Oum Savath, promu colonel après la victoire de Srè Chis, eut la responsabilité de superviser le démantèlement des camps du Viêt Minh au Cambodge, dans cette région à la frontière avec le Viêt Nam. Il regarda partir avec beaucoup de tristesse et d’incompréhension ses frères dont le seul crime avait été de souhaiter l’indépendance et la souveraineté. Crise après crise, répression après répression, ils étaient devenus communistes, internationalistes et ils quittaient leur pays pour une nouvelle patrie, le socialisme. Il aurait voulu les retenir, leur expliquer, s’expliquer avec eux. Mais ce n’était pas sa mission, celle-ci consistait à repérer ceux qui restaient afin que l’on puisse les surveiller et, à la moindre action, les emprisonner. Finalement, ceux qui s’en allaient avaient peut-être raison.

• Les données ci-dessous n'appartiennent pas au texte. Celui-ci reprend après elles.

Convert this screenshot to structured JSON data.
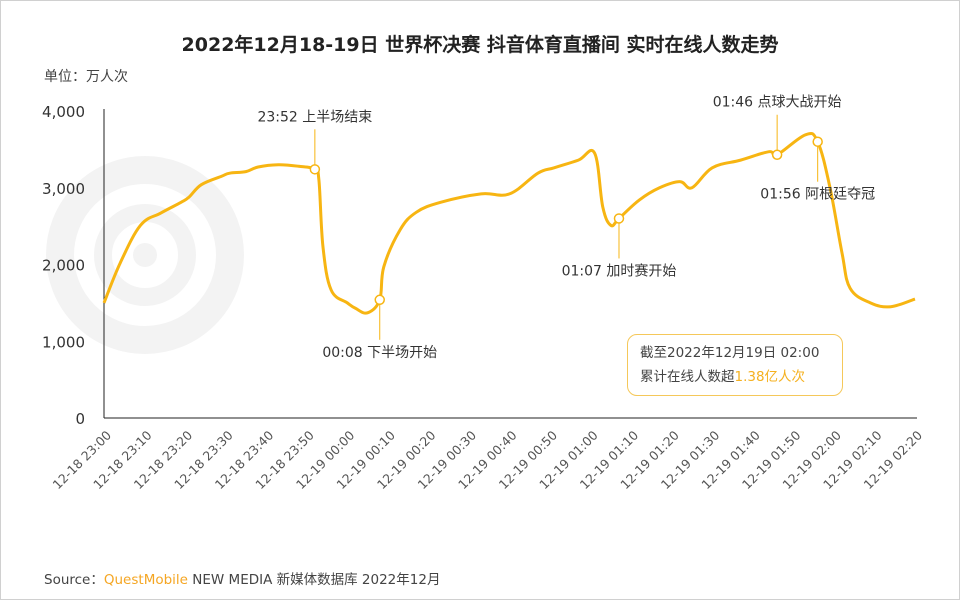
{
  "title": "2022年12月18-19日 世界杯决赛 抖音体育直播间 实时在线人数走势",
  "unit_label": "单位：万人次",
  "watermark": "QUEST MOBILE",
  "source": {
    "prefix": "Source：",
    "brand": "QuestMobile",
    "rest": " NEW MEDIA 新媒体数据库 2022年12月"
  },
  "info_box": {
    "line1": "截至2022年12月19日 02:00",
    "line2_prefix": "累计在线人数超",
    "line2_highlight": "1.38亿人次"
  },
  "colors": {
    "line": "#f7b512",
    "highlight": "#f5b120",
    "axis": "#222222",
    "watermark": "#f2f2f2"
  },
  "chart_data": {
    "type": "line",
    "title": "2022年12月18-19日 世界杯决赛 抖音体育直播间 实时在线人数走势",
    "ylabel": "单位：万人次",
    "ylim": [
      0,
      4000
    ],
    "yticks": [
      "0",
      "1,000",
      "2,000",
      "3,000",
      "4,000"
    ],
    "ytick_values": [
      0,
      1000,
      2000,
      3000,
      4000
    ],
    "xlim": [
      "12-18 23:00",
      "12-19 02:20"
    ],
    "xticks": [
      "12-18 23:00",
      "12-18 23:10",
      "12-18 23:20",
      "12-18 23:30",
      "12-18 23:40",
      "12-18 23:50",
      "12-19 00:00",
      "12-19 00:10",
      "12-19 00:20",
      "12-19 00:30",
      "12-19 00:40",
      "12-19 00:50",
      "12-19 01:00",
      "12-19 01:10",
      "12-19 01:20",
      "12-19 01:30",
      "12-19 01:40",
      "12-19 01:50",
      "12-19 02:00",
      "12-19 02:10",
      "12-19 02:20"
    ],
    "grid": false,
    "series": [
      {
        "x": [
          "12-18 23:00",
          "12-18 23:04",
          "12-18 23:09",
          "12-18 23:14",
          "12-18 23:19",
          "12-18 23:21",
          "12-18 23:24",
          "12-18 23:29",
          "12-18 23:31",
          "12-18 23:35",
          "12-18 23:38",
          "12-18 23:43",
          "12-18 23:48",
          "12-18 23:52",
          "12-18 23:53",
          "12-18 23:54",
          "12-18 23:56",
          "12-19 00:00",
          "12-19 00:02",
          "12-19 00:05",
          "12-19 00:08",
          "12-19 00:09",
          "12-19 00:13",
          "12-19 00:17",
          "12-19 00:23",
          "12-19 00:33",
          "12-19 00:40",
          "12-19 00:47",
          "12-19 00:51",
          "12-19 00:57",
          "12-19 01:01",
          "12-19 01:03",
          "12-19 01:05",
          "12-19 01:07",
          "12-19 01:12",
          "12-19 01:17",
          "12-19 01:22",
          "12-19 01:25",
          "12-19 01:30",
          "12-19 01:37",
          "12-19 01:44",
          "12-19 01:46",
          "12-19 01:53",
          "12-19 01:56",
          "12-19 01:59",
          "12-19 02:02",
          "12-19 02:04",
          "12-19 02:09",
          "12-19 02:14",
          "12-19 02:20"
        ],
        "values": [
          1500,
          2020,
          2510,
          2670,
          2810,
          2880,
          3040,
          3150,
          3190,
          3210,
          3270,
          3300,
          3280,
          3240,
          3100,
          2230,
          1670,
          1500,
          1430,
          1370,
          1540,
          1970,
          2450,
          2680,
          2810,
          2920,
          2920,
          3190,
          3260,
          3360,
          3450,
          2750,
          2510,
          2600,
          2840,
          3000,
          3080,
          3000,
          3260,
          3360,
          3470,
          3430,
          3690,
          3600,
          3010,
          2150,
          1690,
          1500,
          1450,
          1550
        ]
      }
    ],
    "annotations": [
      {
        "time": "12-18 23:52",
        "value": 3240,
        "label": "23:52 上半场结束",
        "position": "above"
      },
      {
        "time": "12-19 00:08",
        "value": 1540,
        "label": "00:08 下半场开始",
        "position": "below"
      },
      {
        "time": "12-19 01:07",
        "value": 2600,
        "label": "01:07 加时赛开始",
        "position": "below"
      },
      {
        "time": "12-19 01:46",
        "value": 3430,
        "label": "01:46 点球大战开始",
        "position": "above"
      },
      {
        "time": "12-19 01:56",
        "value": 3600,
        "label": "01:56 阿根廷夺冠",
        "position": "below"
      }
    ]
  }
}
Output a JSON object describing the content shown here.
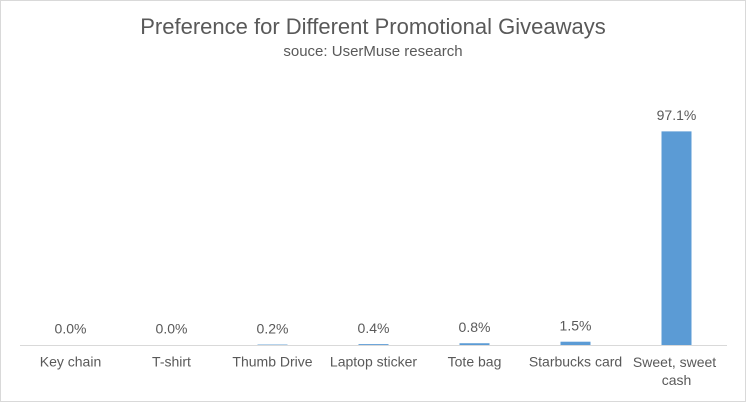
{
  "chart_data": {
    "type": "bar",
    "title": "Preference for Different Promotional Giveaways",
    "subtitle": "souce: UserMuse research",
    "categories": [
      "Key chain",
      "T-shirt",
      "Thumb Drive",
      "Laptop sticker",
      "Tote bag",
      "Starbucks card",
      "Sweet, sweet cash"
    ],
    "values": [
      0,
      0,
      0.2,
      0.4,
      0.8,
      1.5,
      97.1
    ],
    "value_labels": [
      "0.0%",
      "0.0%",
      "0.2%",
      "0.4%",
      "0.8%",
      "1.5%",
      "97.1%"
    ],
    "color": "#5b9bd5",
    "ylim": [
      0,
      100
    ]
  }
}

Pour chasser son chagrin, il se remémora ce jour d’après la conférence de Genève, quand il reçut l’autorisation de rentrer chez lui, car tout était terminé, le Cambodge avait gagné. C’est en arrivant à Phnom Penh, plus précisément dans la presqu’île de Chrui Changvar, qu’il sut que c’était vrai. Longtemps, seuls les agriculteurs et les pêcheurs, en se logeant dans des maisons en bois, juchées sur de hauts pilotis, y vivaient. La « terre » y était fertile et poissonneuse, étant régulièrement inondée lors des crues du Mékong. Une population pauvre, très hétérogène de Khmers, de Chams et de Vietnamiens y coexistait en parfaite harmonie. Un jour, on s’aperçut que, le long des berges, il y avait comme un bourrelet, hors d’eau où l’on pouvait bâtir en dure. Des villas furent construites et une classe moyenne, moyenne supérieure de Cambodgiens y fit son apparition. Pour rendre le nouveau faubourg attractif, on construisit un pont pour le relier à la capitale. C’était un quartier tranquille.
Oum Savath se retrouva devant une petite maison, sans superflu, où il faisait bon vivre. Du moins, l’espérait-il. Depuis qu’il l’avait achetée, il n’y avait guère séjourné, la croisade et les combats l’en avaient tenu éloigné. Il vit ses deux jumeaux Heng et Hout, deux mômes turbulents qui couraient dans la rue avec d’autres gamins.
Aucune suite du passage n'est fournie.